The new government need not theorise because evidence prevails regarding what really works in day-to-day administration, and this applies to the international canvas as well.
In early 2026, the Philippines implemented its intensified Safer Cities initiative by prioritising high-visibility policing and swift accountability. This resulted in a marked decrease in serious crime.
Singapore implemented a civilisational model based on the same principle: the rule of law, applied consistently and without sentiment, is the most compassionate gift a government can give its people. Today, it is one of the world’s safest and most prosperous societies.
Then there is New York City. Within living memory, Times Square was not a destination; it was a no-go zone. Crime was not an occasional visitor; it was a permanent resident. When the administration prioritised safety, the murder rate fell, the streets returned to their people, and tourism soared. All in all, New York did not become cruel; instead, it became safe.
The upshot is that safety is not a cultural inheritance, but a policy choice.

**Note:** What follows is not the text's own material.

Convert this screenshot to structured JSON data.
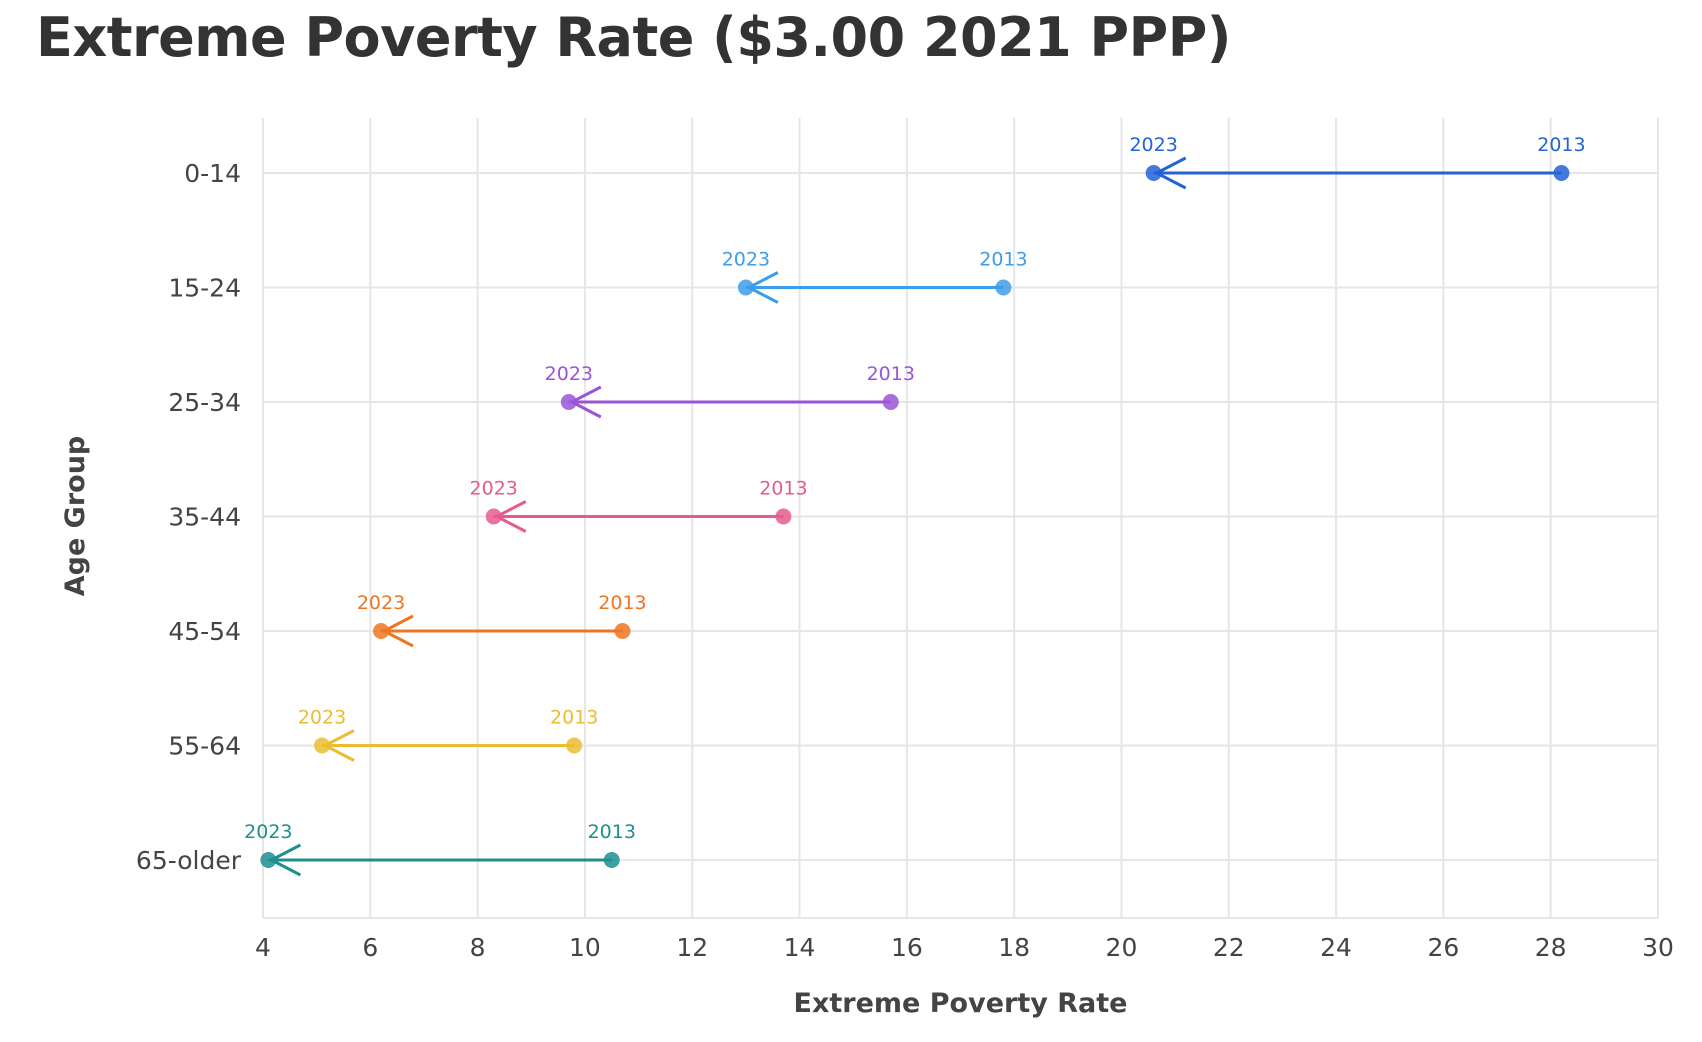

Bengal has seen its own version of this paralysis. The new government must name it, reject it, and replace it. What Bengal needs is not harshness, but clarity, especially “rational realism”: the struggling background of a perpetrator explains his history, but it does not excuse his violence. Human rights protections exist to shield the innocent, not to provide legal sanctuary for the predator. Swift, certain and visible consequences for crime are not barbarism. They are the highest form of social compassion and a declaration that the law-abiding citizen’s right to live without fear matters more than the criminal’s right to exploit it.
The new government in Bengal needs, on the one hand, to de-romanticise crime and, on the other, to institutionalise victim-centric justice, thereby restoring the “social contract”.
Bengal’s voters did not queue in the summer heat to be given more poetry. They came for something older, simpler and more urgent: the right to walk home safely, to sleep without fear, and to raise children in a state that protects rather than poeticises.
To govern is to choose, and the choice before this administration is not between compassion and cruelty; it is between empathy that protects the innocent and empathy that, through its own excess, destroys them.
Bengal’s populace has chosen, and governance should now become the echo of that choice.
Bengal’s voters did not queue in the summer heat to be given more poetry. They came for something older, simpler and more urgent: the right to walk home safely, to sleep without fear, and to raise children in a state that protects rather than poeticises
The writer is a former Additional Secretary, Ministry of Communications, Government of India; Views presented are personal.